First, while Europe’s pacifism and pursuit of commercial profit is often appropriately criticized, the Europeans are more realistic about Iran than is commonly recognized. Europeans do not assume that Iran does not want the bomb or that a nuclear Iran would not be a danger. On the contrary, it is because they are convinced both that Tehran wants nuclear weapons and that a nuclear Iran could destabilize the Middle East that they believe that great efforts are required to increase the costs to Iran of doing so and the benefits of not doing so. Just as other potential or actual nuclear-weapons states—including South Africa, Egypt, South Korea, Ukraine, Taiwan, Argentina and Brazil—have in the past been persuaded to forgo or give up the bomb, so could Iran—if presented with the right mix of benefits and costs.
Second, although many Americans blithely assert that all Iranians—hardliners and reformists alike—are unswervingly committed to acquiring nuclear weapons, Iran’s internal debate suggests otherwise.
Iran’s faltering economy is the Achilles’ heel of the theocratic regime, creating widespread unhappiness that threatens its hold on power.
Iranians know that they must have huge doses of foreign trade, aid and investment if their economy is going to recover, and some are arguing that this should be a higher priority than acquiring nuclear weapons.
The European proposal is a preliminary, and so far inadequate, effort at what is our best hope of derailing Iran’s nuclear program: convincing Iran that its economy will sink or swim based on whether it is willing to give up its drive for nuclear weapons.
Third, the goal of persuading Iran to give up its quest for the bomb cannot realistically be accomplished by Europe alone. Changing Iran’s incentive structure requires the involvement of both Europe and the United States for the simple reason that each side has practically exhausted its positive (in the case of Europe) or negative (in the case of the U.S.) incentives. Europeans cannot offer many more carrots since they already talk and trade with, invest in and buy oil from Iran, while the United States has only a few more sticks since it already refuses to do any of those things. The only conceivable way of increasing the impact of the Western approach is if the United States is willing to throw in some carrots and the European Union is willing to apply more sticks.

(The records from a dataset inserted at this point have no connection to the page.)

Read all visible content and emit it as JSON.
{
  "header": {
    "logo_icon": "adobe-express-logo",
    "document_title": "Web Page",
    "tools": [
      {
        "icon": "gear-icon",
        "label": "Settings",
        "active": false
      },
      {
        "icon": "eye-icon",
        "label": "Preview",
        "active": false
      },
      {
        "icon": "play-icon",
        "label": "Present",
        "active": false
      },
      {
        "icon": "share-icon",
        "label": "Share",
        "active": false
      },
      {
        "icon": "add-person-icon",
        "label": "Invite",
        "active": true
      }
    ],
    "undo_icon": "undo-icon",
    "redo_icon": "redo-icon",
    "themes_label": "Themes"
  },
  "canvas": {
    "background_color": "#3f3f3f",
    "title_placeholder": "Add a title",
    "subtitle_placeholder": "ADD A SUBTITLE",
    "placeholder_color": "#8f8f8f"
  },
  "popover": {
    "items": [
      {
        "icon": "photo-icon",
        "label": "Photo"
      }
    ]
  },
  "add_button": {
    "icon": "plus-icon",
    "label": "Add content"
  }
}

Finally, the unfortunate reality is that the United States has very few viable alternatives to some form of engagement with Iran. An invasion of the country, more than three times as big and populous as Iraq, and with the U.S. Army fully occupied in Iraq, is currently implausible and could be disastrous given the rabid nationalism of most Iranians.

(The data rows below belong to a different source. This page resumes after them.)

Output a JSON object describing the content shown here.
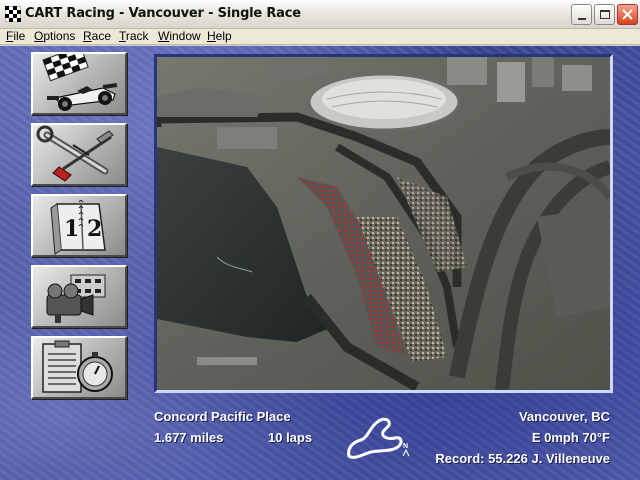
{
  "window": {
    "title": "CART Racing - Vancouver - Single Race"
  },
  "menu": {
    "items": [
      {
        "label": "File",
        "key": "F"
      },
      {
        "label": "Options",
        "key": "O"
      },
      {
        "label": "Race",
        "key": "R"
      },
      {
        "label": "Track",
        "key": "T"
      },
      {
        "label": "Window",
        "key": "W"
      },
      {
        "label": "Help",
        "key": "H"
      }
    ]
  },
  "toolbar": {
    "buttons": [
      {
        "id": "race-car",
        "icon": "race-car-checkered-flag-icon"
      },
      {
        "id": "garage",
        "icon": "wrench-screwdriver-icon"
      },
      {
        "id": "schedule",
        "icon": "calendar-book-icon"
      },
      {
        "id": "replay",
        "icon": "video-camera-film-icon"
      },
      {
        "id": "results",
        "icon": "clipboard-stopwatch-icon"
      }
    ]
  },
  "track": {
    "name": "Concord Pacific Place",
    "length": "1.677 miles",
    "laps": "10 laps",
    "location": "Vancouver, BC",
    "weather": "E 0mph  70°F",
    "record": "Record: 55.226 J. Villeneuve",
    "map_icon": "track-outline-map-icon",
    "north_label": "N"
  },
  "colors": {
    "background_blue": "#3c4797",
    "info_text": "#ffffff"
  }
}
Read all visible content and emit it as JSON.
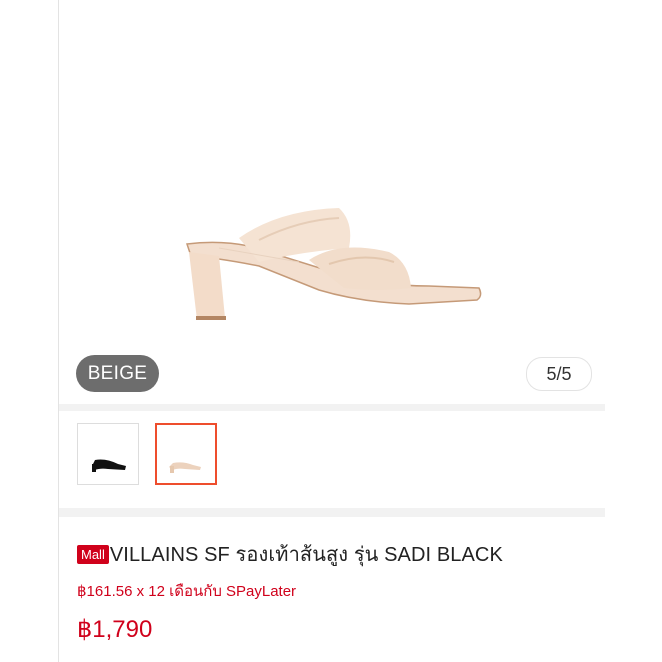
{
  "gallery": {
    "variant_label": "BEIGE",
    "image_counter": "5/5",
    "thumbnails": [
      {
        "name": "black-sandal",
        "selected": false
      },
      {
        "name": "beige-sandal",
        "selected": true
      }
    ]
  },
  "product": {
    "mall_badge": "Mall",
    "title": "VILLAINS SF รองเท้าส้นสูง รุ่น SADI BLACK",
    "installment": "฿161.56 x 12 เดือนกับ SPayLater",
    "price": "฿1,790"
  },
  "colors": {
    "accent": "#d0011b",
    "selected_border": "#ee4d2d",
    "pill_bg": "#6d6d6d"
  }
}
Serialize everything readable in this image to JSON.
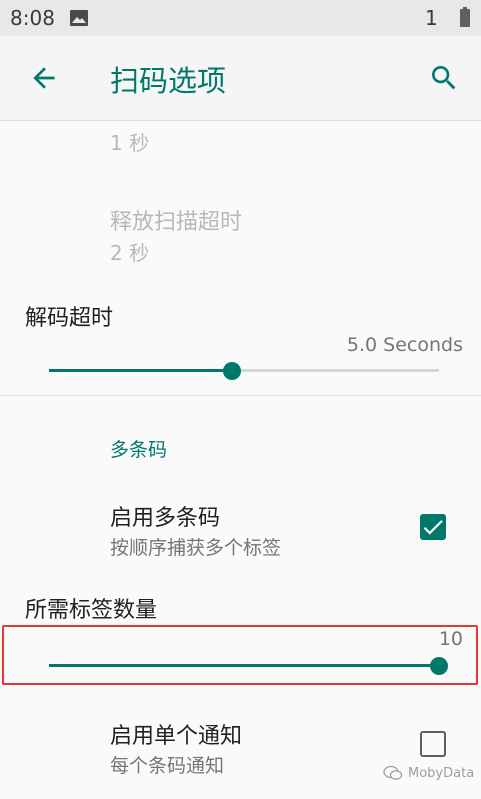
{
  "status_bar": {
    "time": "8:08",
    "sim_count": "1"
  },
  "app_bar": {
    "title": "扫码选项",
    "back_icon": "arrow-back-icon",
    "search_icon": "search-icon"
  },
  "settings": {
    "top_summary": "1 秒",
    "release_scan_timeout": {
      "title": "释放扫描超时",
      "summary": "2 秒"
    },
    "decode_timeout": {
      "title": "解码超时",
      "value_text": "5.0 Seconds",
      "slider_fraction": 0.47
    },
    "multi_barcode_category": "多条码",
    "enable_multi_barcode": {
      "title": "启用多条码",
      "summary": "按顺序捕获多个标签",
      "checked": true
    },
    "required_tag_count": {
      "title": "所需标签数量",
      "value_text": "10",
      "slider_fraction": 1.0
    },
    "enable_single_notification": {
      "title": "启用单个通知",
      "summary": "每个条码通知",
      "checked": false
    }
  },
  "watermark": {
    "text": "MobyData"
  },
  "colors": {
    "accent": "#00796b",
    "highlight": "#e53935"
  }
}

Targeted air and missile strikes might be able to set back the nuclear program, but we currently lack the intelligence to know how meaningful such a setback would be. What we do know is that undertaking such strikes would almost certainly provoke painful retaliation by Tehran, like unleashing a covert war to destabilize Iraq or supporting terrorist attacks on the U.S. Any use of military force, moreover, would transform a contingent, cautious and gradual Iranian pursuit of nuclear weapons into an all-out, determined race in that direction, requiring an American readiness to use such force over and over again.
The best way for Washington to help persuade Iran to get out of the nuclear weapons business for good is to join forces with our European allies and present Tehran with a clear choice: Iran can become an impoverished, isolated, pariah state with nuclear weapons or it can begin to reintegrate with the international community, meet the needs of its population, and preserve its security in exchange for forgoing them. The current European effort is far from perfect, but the right answer is for the United States to get involved and help fix it, rather than standing on the sidelines and criticizing—fiddling like Nero while Rome burns.